About The Spanish Steps
The Spanish Steps (Scalinata della Trinità dei Monti) are one of Rome’s most popular tourist attractions. A grand staircase with 138 steps leading down to the Piazza di Spagna, the Spanish Steps were designed in the 1720s by Italian architect Francesco de Sanctis and completed in 1726.
A popular spot since the 18th and 19th centuries, today this beautiful staircase continually buzzes with tourists and leads to Rome’s most upmarket shopping area.
The Spanish Steps history
In the 1580s, Pope Gregory XIII wanted to build an impressive staircase to complete the facade of the French church, Trinità dei Monti, which was patronised by the French king. The church would be linked by the stairs with the Piazza di Spagna square of the Spanish Embassy, giving the steps their name. Plans to build the steps were continually delayed. It was not until 1660 that French diplomat to the Holy See Etienne Gueffier died leaving a considerable fortune to fund the staircase’s construction.
Cardinal Mazarin entrusted the project to his agent in Rome, planning to add an equestrian monument to the then King of France, Louis XIV – much to the papacy’s horror. However, these invested parties (Mazarin and the pope) died shortly after initiating plans, leaving the building project to Pope Clement XI who renewed it in the 18th century.
The winner of a 1717 competition, Francesco de Sanctis, was chosen to build the steps due to his French design. The monumental steps were built between 1723 and 1725, and the final design reflected the conventions of terraced garden stairs, decorated with Bourbon fleur-de-lys and Innocent XIII’s eagle and crown details.
The steps led down to the 17th century early Baroque style fountain, Fontana della Barcaccia. The fountain was apparently modelled on a boat that caught the pope’s attention after landing in the spot during a flood of the River Tiber, catching the pope’s attention.
The Spanish Steps today
Today, the 300 years old steps – the widest in Europe – continue to dominate this square surrounded by 18th century buildings and blooming hot pink azaleas during springtime. While you cannot stop on the steps to eat lunch because the Roman people have forbade it, it is still a great spot to pause and admire the grandeur of the city’s papal history.

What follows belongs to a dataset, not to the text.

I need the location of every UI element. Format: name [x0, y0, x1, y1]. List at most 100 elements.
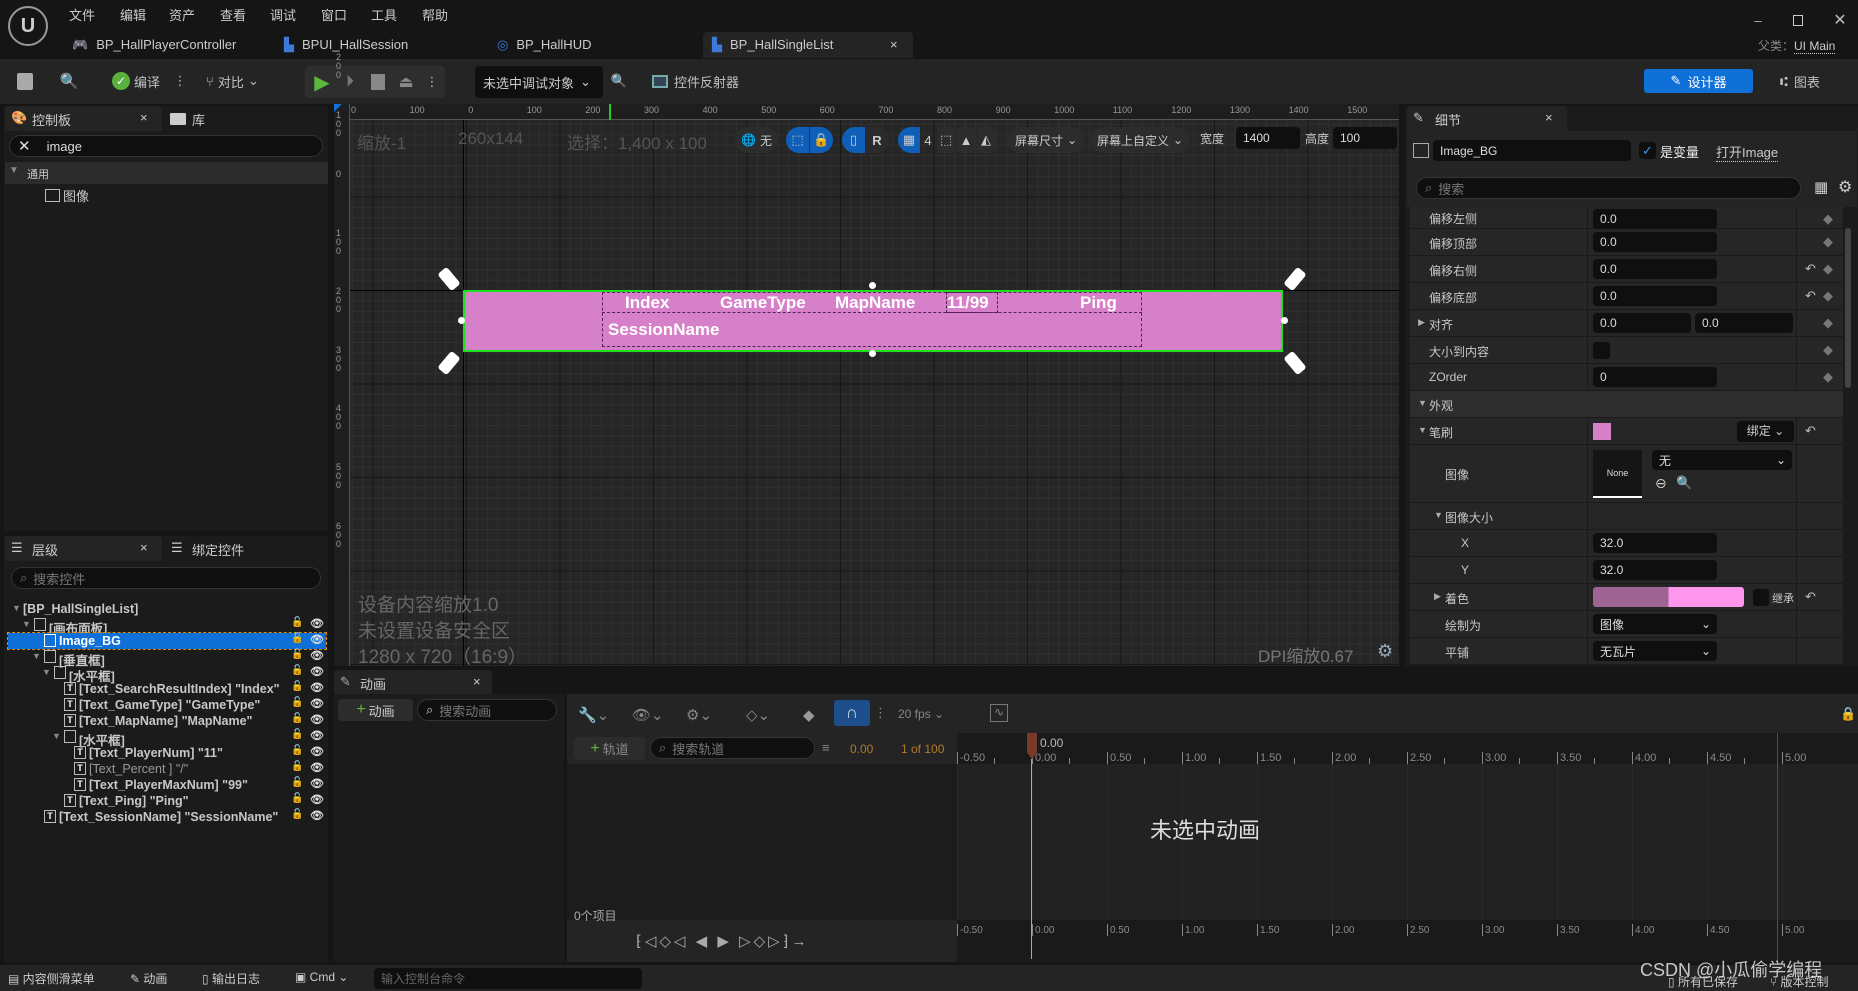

At the right-hand corner of the steps is also the house where English poet John Keats lived and died in 1821. It now holds a museum dedicated to his work and the English Romantic era. You can also spot the steps when watching the iconic 1953 film, ‘Roman Holiday’.
Getting to The Spanish Steps
The steps are easily reached from Rome’s subway, getting off at stops Spagna (a 2 minute walk away) or Barberini – Fontana di Trevi (an 8 minute walk). The closest bus stop is Spagna on route 119, a 2 minute walk around the corner. Otherwise, catch the stairs on one of the city’s many segway tours.